King Charles has launched a new set of awards celebrating living in harmony with nature.
He was joined at a St James’s Palace prize-giving ceremony by glitzy guests including David Beckham and Sienna Miller.
The inaugural winner of the King Charles III Harmony Award was former UN secretary general Ban Ki-moon.
Food campaigner and TV chef Jamie Oliver won an award as “advocate of the year”.
The awards from the King’s Foundation are a cause close to the King’s heart. He’s spoken about the almost spiritual concept of humanity living in harmony with the natural world.
It’s based on the King’s principle: “We should work with nature, not against it”.
There was a big turnout of famous faces at the St James’s Palace event, including former footballer Beckham, now an ambassador for the King’s Foundation.
He was teased by another guest Sir Rod Stewart, who told Beckham that his knighthood “was coming soon”.

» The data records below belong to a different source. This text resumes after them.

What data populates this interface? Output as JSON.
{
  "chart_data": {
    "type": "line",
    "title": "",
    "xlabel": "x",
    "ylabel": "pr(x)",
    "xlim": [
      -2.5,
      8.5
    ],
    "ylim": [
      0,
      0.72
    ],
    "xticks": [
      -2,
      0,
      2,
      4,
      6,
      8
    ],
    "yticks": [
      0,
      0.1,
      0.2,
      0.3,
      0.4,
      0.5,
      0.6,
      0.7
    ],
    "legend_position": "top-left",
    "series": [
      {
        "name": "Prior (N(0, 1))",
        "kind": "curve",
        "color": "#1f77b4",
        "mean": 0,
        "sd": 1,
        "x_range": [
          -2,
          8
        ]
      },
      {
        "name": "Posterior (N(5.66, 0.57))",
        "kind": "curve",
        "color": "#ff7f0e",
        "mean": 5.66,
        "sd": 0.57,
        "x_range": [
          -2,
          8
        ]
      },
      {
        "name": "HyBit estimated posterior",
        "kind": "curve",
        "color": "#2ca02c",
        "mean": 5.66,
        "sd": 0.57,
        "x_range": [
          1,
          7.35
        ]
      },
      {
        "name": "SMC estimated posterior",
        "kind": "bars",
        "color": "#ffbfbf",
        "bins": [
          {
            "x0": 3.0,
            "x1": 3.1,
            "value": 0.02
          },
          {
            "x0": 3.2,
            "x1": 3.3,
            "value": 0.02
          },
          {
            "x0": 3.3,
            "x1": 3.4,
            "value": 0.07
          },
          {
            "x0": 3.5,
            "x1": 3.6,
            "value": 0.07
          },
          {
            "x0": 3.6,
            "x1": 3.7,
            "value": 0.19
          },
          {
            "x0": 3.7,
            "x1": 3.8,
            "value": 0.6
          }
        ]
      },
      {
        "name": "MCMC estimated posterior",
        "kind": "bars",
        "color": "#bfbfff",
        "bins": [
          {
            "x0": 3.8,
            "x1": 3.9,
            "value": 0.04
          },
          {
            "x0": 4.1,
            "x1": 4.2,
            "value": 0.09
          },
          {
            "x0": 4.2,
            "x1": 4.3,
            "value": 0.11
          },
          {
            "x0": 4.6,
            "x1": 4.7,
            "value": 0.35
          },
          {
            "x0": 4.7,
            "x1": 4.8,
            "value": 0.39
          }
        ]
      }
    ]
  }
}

The football star also seemed to be questioned by the King about the England football team’s preparation for the Euros tournament in Germany, after their defeat against Iceland.
Beckham said it was a case of “warming up” and the King diplomatically said: “You don’t want to expend it all in one go at the beginning.”
The former England captain was playing in an unexpected position at the event, manning an interactive exhibit about bringing together science, technology and nature, including a demonstration of hand knitting using Dumfries House wool.
As well as Sir Rod, gardening guru Alan Titchmarsh, TV presenters Sarah Beeny and Patrick Grant, chef Raymond Blanc, editor Edward Enninful and model Naomi Campbell were among those presenting awards.
These are intended to be annual prizes, celebrating traditional craft skills, sustainable approaches to business and a sense of harmony.
Ban Ki-moon, who headed the United Nations from 2007 to 2016, was praised for a lifetime’s work of supporting a “sustainable relationship between people, planet and place on a local and global scale”.
Movie star Sienna Miller gave a “young entrepreneur” award to one of the foundation’s former students, Isabelle Pennington-Edmead, who has her own sustainable fashion business.
Other winners included upcoming artist Kadijah Dumbuya; Octopus Energy; a community project in Kingston, Jamaica; and a scheme in Romania called the “ambulance for monuments”, which repairs historic buildings.
Hospitality students at the event were offered royal residence-themed cocktails such as the Highgrove Cocktail – gin, Gloucestershire strawberry shrub, thyme liqueur and soda.
If you wanted a taste of East Ayrshire’s Dumfries House, that was whisky, Manzanilla sherry, rhubarb soda and dandelion and burdock bitters.